O site da empresa, caso queira visita-los, é este: https://www.soalheiro.com

Se você quiser provar diferentes tipos de vinhos verdes, pode optar por wine bars (não são muitos) ou passar em um supermercado e levar alguns exemplares para o hotel.

Como saber se o vinho tem gás ou não?

Não se sabe! Existe algumas indicações, mas isso não está explícito no rótulo. Se constar a palavra Alvarinho no rótulo, provavelmente o vinho não tem gás adicionado, pois será um vinho mais caro e elegante. Se for um vinho mais barato, deve ser um blend e a chance de adicionarem gás é maior.
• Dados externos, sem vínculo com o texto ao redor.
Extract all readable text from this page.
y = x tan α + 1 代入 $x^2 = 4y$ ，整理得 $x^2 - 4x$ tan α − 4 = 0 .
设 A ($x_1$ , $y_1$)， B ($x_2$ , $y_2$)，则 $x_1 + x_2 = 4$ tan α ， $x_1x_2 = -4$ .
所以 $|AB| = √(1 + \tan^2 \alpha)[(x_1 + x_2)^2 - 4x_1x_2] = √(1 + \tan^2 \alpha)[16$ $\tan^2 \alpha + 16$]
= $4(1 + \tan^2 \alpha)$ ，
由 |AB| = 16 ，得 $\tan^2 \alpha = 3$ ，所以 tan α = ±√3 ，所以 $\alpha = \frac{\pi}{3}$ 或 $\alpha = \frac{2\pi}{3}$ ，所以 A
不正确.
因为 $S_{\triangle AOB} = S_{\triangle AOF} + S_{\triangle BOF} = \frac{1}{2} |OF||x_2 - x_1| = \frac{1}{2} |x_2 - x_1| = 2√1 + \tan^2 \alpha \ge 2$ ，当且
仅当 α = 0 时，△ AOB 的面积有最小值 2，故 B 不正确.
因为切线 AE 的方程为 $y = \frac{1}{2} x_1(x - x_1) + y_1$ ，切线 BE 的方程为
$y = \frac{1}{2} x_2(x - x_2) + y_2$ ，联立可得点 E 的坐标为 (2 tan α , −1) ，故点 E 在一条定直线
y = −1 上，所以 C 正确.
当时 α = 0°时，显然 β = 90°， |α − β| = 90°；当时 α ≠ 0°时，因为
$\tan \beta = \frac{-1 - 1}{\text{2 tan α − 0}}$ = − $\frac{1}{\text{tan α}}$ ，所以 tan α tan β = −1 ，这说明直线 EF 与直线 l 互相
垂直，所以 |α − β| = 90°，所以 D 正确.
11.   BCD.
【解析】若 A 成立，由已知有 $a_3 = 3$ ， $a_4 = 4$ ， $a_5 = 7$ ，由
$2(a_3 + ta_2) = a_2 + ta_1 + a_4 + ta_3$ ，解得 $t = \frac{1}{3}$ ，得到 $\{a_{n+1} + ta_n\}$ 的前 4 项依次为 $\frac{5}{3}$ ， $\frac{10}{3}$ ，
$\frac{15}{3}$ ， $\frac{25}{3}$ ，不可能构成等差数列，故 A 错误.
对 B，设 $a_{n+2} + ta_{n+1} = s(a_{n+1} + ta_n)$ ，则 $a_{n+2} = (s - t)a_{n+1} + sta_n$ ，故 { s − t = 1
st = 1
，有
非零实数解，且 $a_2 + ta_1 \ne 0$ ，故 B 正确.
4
Se você busca pelo efeito “agulha”, vai encontrá-lo mais em vinhos que não seja 100% Alvarinho, mais comuns com a casta Loureiro ou nos blends.

Alguns produtores colocam no contrarrótulo, “uma ligeira adição de gás carbônico”. O ideal é comprar um vinho bem barato, menos de dois Euros e um “bem caro” de 15 euros, para você sentir a diferença que tentamos mostrar neste post.

O Muralhas de Monção, famoso por todo o país, custa cerca de 4 euros, tem a DOC de vinho verde, mas não Alvarinho no Rótulo, ou seja, é um blend de Alvarinho e Trajadura, e apesar de não estar especificado pela empresa, parece ter um pouco de gás adicionado, característico dos vinhos verdes mais populares. Este vinho é o vinho verde mais consumido no mundo.

Existem vinhos verdes brancos, tintos, rosés e espumantes, vinagre de vinho verde e até a Bagaceira, uma aguardente de vinho verde.

Em resumo, vinhos verdes são os produzidos pela região Vinho Verde, ou seja, não são verdes, e podemos até encontrar exemplares tintos. Os melhores, não levam gás.